Baha M Sibai, Steve Caritis, John Hauth
Seminars in Perinatology 2003, 27 (3): 239-46
Preeclampsia is a multisystem disorder that complicates 6% to 8% of pregnancies, with higher rates in women with preexisting hypertension, diabetes mellitus, or previous history of preeclampsia. Recent large randomized trials, including two large trials conducted by members of the Maternal-Fetal Medicine Network, have not shown a benefit in reducing the rate of preeclampsia or perinatal outcome from the use of low-dose aspirin. Secondary analysis from these trials revealed that the onset of mild gestational hypertension or mild preeclampsia at or near term was associated with minimal to low neonatal and maternal morbidities.
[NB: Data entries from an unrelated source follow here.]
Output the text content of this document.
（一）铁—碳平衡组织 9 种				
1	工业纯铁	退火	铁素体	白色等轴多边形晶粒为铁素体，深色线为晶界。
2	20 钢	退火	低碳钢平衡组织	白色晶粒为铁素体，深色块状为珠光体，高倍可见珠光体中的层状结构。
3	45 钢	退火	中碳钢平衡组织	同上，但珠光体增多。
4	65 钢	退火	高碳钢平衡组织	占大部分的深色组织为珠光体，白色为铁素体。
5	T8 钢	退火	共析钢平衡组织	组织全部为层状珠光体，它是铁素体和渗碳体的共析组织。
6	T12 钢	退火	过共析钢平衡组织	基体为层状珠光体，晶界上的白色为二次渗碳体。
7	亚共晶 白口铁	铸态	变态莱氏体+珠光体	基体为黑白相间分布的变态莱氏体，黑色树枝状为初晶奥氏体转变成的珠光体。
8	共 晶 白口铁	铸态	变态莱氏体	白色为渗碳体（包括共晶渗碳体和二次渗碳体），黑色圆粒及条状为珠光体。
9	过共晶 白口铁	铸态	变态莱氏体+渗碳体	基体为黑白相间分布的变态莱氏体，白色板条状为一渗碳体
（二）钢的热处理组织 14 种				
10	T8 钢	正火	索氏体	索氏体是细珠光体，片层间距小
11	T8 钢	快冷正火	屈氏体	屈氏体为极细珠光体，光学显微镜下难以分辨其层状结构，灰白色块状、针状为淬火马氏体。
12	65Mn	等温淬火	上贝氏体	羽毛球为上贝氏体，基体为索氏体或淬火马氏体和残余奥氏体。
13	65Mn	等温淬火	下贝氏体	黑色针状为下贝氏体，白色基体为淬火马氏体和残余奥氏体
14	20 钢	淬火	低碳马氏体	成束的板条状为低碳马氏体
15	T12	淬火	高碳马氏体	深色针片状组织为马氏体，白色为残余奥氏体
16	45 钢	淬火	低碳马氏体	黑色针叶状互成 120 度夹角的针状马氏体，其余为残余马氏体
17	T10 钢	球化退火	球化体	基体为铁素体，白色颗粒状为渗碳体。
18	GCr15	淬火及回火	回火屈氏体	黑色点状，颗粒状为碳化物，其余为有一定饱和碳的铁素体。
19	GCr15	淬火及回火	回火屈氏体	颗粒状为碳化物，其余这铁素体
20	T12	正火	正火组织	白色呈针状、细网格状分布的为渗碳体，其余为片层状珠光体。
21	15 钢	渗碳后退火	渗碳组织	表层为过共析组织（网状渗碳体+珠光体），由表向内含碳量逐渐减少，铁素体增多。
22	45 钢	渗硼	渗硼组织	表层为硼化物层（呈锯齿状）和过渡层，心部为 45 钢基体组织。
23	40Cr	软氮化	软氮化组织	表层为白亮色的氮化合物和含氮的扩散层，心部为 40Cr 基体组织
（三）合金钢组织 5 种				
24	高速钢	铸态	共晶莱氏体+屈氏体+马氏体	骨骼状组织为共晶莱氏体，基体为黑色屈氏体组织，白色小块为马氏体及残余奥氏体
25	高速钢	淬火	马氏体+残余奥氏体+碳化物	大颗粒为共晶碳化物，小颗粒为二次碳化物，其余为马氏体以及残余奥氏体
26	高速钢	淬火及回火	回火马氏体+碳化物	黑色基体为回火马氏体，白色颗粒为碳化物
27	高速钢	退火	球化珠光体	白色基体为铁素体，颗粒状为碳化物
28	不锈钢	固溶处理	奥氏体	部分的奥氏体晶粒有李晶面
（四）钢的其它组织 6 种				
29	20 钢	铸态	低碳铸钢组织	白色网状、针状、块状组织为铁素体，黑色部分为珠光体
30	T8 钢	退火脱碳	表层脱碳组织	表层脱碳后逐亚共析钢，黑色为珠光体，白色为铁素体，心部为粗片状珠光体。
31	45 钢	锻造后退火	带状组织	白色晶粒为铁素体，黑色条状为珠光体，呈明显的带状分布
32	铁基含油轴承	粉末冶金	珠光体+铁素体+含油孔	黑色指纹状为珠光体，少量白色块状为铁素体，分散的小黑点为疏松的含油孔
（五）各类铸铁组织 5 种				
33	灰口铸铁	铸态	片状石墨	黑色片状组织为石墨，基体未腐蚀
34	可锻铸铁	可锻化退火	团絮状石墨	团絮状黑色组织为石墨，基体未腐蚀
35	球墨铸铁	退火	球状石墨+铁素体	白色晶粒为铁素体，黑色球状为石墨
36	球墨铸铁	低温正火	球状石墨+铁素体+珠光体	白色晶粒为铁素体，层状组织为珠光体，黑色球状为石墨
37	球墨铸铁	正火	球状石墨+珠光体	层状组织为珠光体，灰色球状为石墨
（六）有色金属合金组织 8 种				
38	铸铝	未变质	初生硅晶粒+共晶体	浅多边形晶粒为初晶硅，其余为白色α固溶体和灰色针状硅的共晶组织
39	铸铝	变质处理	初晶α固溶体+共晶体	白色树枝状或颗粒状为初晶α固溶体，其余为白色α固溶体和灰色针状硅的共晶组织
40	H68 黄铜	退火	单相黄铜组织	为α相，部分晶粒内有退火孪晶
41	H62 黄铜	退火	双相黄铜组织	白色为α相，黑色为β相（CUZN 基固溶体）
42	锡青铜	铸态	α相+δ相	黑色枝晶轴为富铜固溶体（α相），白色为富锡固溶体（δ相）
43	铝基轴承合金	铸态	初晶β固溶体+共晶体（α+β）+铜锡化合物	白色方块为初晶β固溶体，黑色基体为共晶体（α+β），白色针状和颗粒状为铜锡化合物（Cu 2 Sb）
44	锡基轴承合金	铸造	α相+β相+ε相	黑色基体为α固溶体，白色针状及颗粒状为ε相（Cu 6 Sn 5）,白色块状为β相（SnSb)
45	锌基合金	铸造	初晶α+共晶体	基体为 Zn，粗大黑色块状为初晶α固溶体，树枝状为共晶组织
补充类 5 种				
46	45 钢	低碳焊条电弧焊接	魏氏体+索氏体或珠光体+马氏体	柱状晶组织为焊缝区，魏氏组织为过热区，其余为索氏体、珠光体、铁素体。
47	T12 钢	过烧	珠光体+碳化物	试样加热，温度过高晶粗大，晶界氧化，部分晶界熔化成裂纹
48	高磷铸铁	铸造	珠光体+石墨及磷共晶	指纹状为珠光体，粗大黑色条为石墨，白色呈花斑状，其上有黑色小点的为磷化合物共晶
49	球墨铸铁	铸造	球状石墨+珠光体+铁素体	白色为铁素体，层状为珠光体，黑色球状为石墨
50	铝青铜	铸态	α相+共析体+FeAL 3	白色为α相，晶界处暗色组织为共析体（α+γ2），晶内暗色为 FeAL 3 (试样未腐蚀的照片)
During review of the medical records we found considerable differences among the various centers regarding the definitions of both mild and severe preeclampsia. These differences were more prevalent in those women with pre-existing hypertension or diabetes mellitus. The majority of adverse pregnancy outcomes occurred in women who developed severe gestational hypertension-preeclampsia prior to 35 weeks' gestation and in those women with previous preeclampsia and/or pre-existing vascular disease. We also found that epidural anesthesia is safe in parturients receiving low-dose aspirin in pregnancy and in women with severe preeclampsia.